Use of national forest inventory data to develop stand density driven models for understorey shrubs and overstorey fuel variables and associated temporal dynamics in commercial plantations

Abstract

Biomass tends to accumulate both in overstorey and understorey layers of forests growing in productive areas. The rapid growth of forest plantations established in productive areas can thus also lead to the creation of fire-prone landscapes. In this study, we assessed the extent to which overstorey stand density determines current values of the fine shrub fuel load (Wshr_G1) in the understorey and also two major canopy fuel characteristics related to crown fire activity -canopy base height (CBH) and canopy bulk density (CBD)- and the temporal dynamics of these. For this purpose, we developed two types of models for the three fuel complex variables: i) extreme response models, to define the upper limit of Wshr_G1 and CBD and the lower limit of CBH, the values of which may depend on stand density; and ii) dynamic models, to estimate the probability of increasing fuel loads and rate of change when a more hazardous situation is predicted. Data were obtained from 8087 plots, measured in the third, fourth and fifth Spanish National Forest Inventories, in plantations dominated by the major commercial species in northern Spain (Pinus pinaster, Pinus radiata, Pinus sylvestris and Eucalyptus globulus). The extreme response models generally explain more than 60% of the observed variability in the three fuel complex variables. According to these models, maximum shrub fuel load and CBD and minimum CBH in stands of the four tree species were limited by stand basal area, with different responses by different species. The dynamics of the fuel complex variables were determined by canopy cover, estimated as a proxy for stand density.

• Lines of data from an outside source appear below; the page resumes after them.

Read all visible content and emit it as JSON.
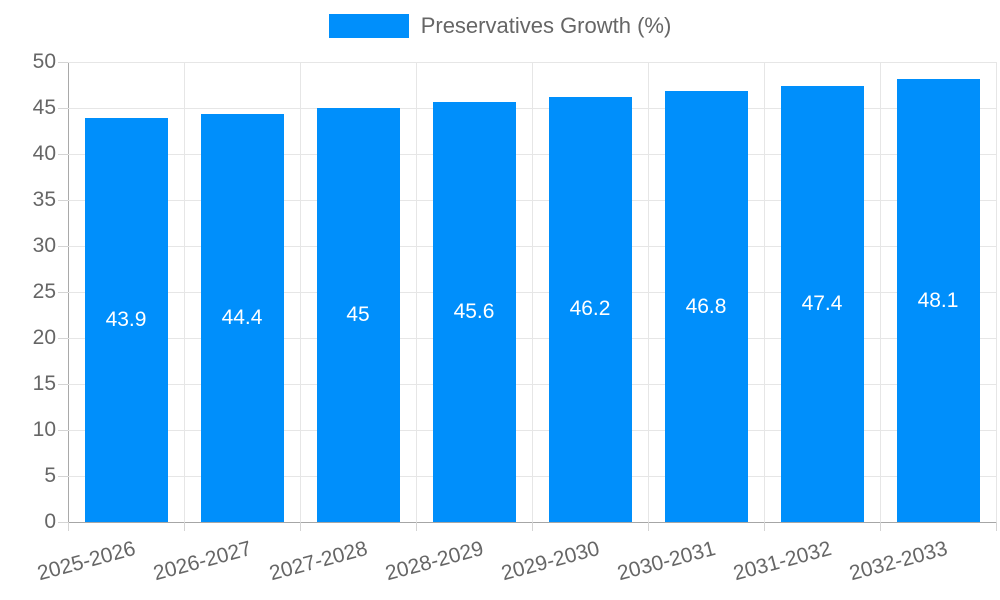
{
  "legend": {
    "label": "Preservatives Growth (%)"
  },
  "chart_data": {
    "type": "bar",
    "title": "",
    "xlabel": "",
    "ylabel": "",
    "categories": [
      "2025-2026",
      "2026-2027",
      "2027-2028",
      "2028-2029",
      "2029-2030",
      "2030-2031",
      "2031-2032",
      "2032-2033"
    ],
    "series": [
      {
        "name": "Preservatives Growth (%)",
        "values": [
          43.9,
          44.4,
          45,
          45.6,
          46.2,
          46.8,
          47.4,
          48.1
        ]
      }
    ],
    "yticks": [
      0,
      5,
      10,
      15,
      20,
      25,
      30,
      35,
      40,
      45,
      50
    ],
    "ylim": [
      0,
      50
    ],
    "grid": true,
    "legend_position": "top-center",
    "value_labels": "inside-center",
    "xtick_rotation_deg": -15
  },
  "colors": {
    "bar": "#008FFB",
    "grid": "#e6e6e6",
    "axis": "#a9a9a9",
    "tick_text": "#666666",
    "legend_text": "#666666",
    "value_label_text": "#ffffff",
    "background": "#ffffff"
  }
}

The use of a two-step regression approach enabled realistic modelling of the dynamics of the fuel complex variables, allowing for a decrease in the shrub fuel biomass and in CBD between two time points. The dynamic models developed are age-independent and are therefore useful for practical applications because they can be applied to any stand without the need to know the stand age. Overall, the study findings provide insights into the complex relationship between both understorey and overstorey fuels and stand density in commercial plantations. As assessment of forest fuel complex variables is a prerequisite for most fire management activities, the study findings have important implications for forest and fuel management and planning in the region.